Lucas Crivilone, CEO and co-founder of CPLANT, claims that the country’s embassies in both Germany and Switzerland spoke with the narcotics regulators, as well as the customs, to make sure that the shipments were properly facilitated.
Also, despite Germany not allowing industrial hemp that exceeds the THC threshold of 0.2%, the shipment was not seized upon being sent to Switzerland, where the said threshold is a whopping 1%.
It was also confirmed that, on July 22, CPLANT shipped an additional 82kg of hemp flowers with a registered value of $240 per kilogram — or $19,660 in total.

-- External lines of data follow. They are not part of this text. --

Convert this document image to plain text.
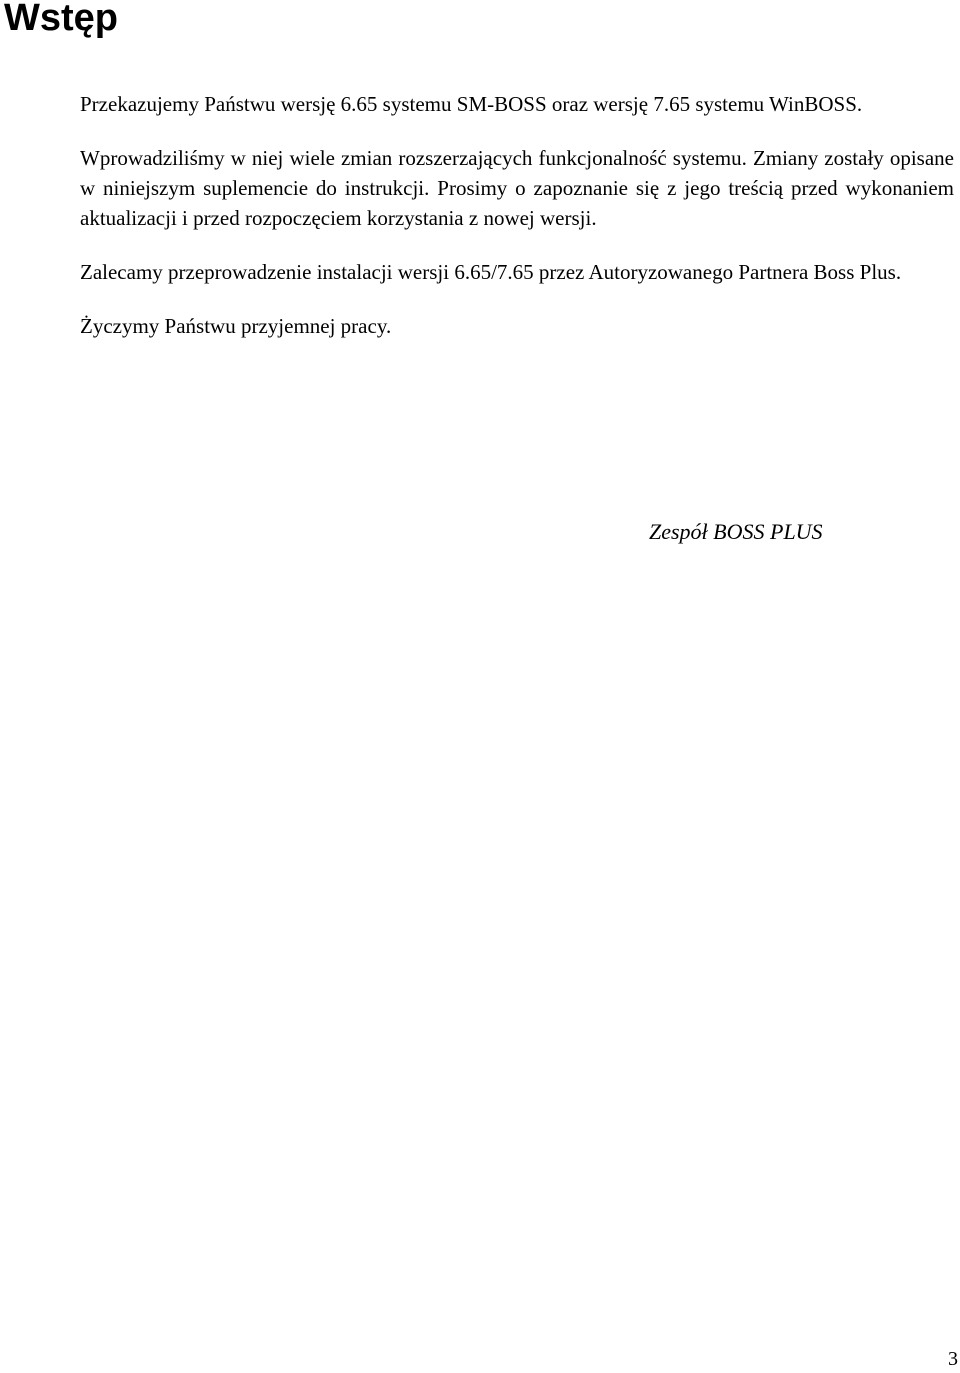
Wstęp

Przekazujemy Państwu wersję 6.65 systemu SM-BOSS oraz wersję 7.65 systemu WinBOSS.

Wprowadziliśmy w niej wiele zmian rozszerzających funkcjonalność systemu. Zmiany zostały opisane w niniejszym suplemencie do instrukcji. Prosimy o zapoznanie się z jego treścią przed wykonaniem aktualizacji i przed rozpoczęciem korzystania z nowej wersji.

Zalecamy przeprowadzenie instalacji wersji 6.65/7.65 przez Autoryzowanego Partnera Boss Plus.

Życzymy Państwu przyjemnej pracy.

Zespół BOSS PLUS

3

Crivilone claims that CPLANT is looking to sell a monstrous amount of flowers in 2020 — 14 tons to be exact. Small producers from South American will provide 4 tons, whereas 10 tons will come from its own private production. According to Crivilone, CPLANT has the infrastructure to process the necessary materials, dry the products, and eventually pack them, all the while helping small South American producers.
Overall, CPLANT is planning to ship about 1–2 tons weekly, according to Crivilone. Nevertheless, Crivilone did not disclose the shipments’ buyers. However, what he did say was that the company has more than 10 buyers who are looking to utilize the flowers for industrial use and smoking.
According to the CEO of CPLANT, their prices are lower than those of both the US and Europe. He also added that they have a massive portfolio all across Europe and that they are expecting to witness an increased demand for their products.
The South American country of Uruguay was one of the first countries to legalize recreational cannabis some five years ago. However, the trading of hemp is still weak.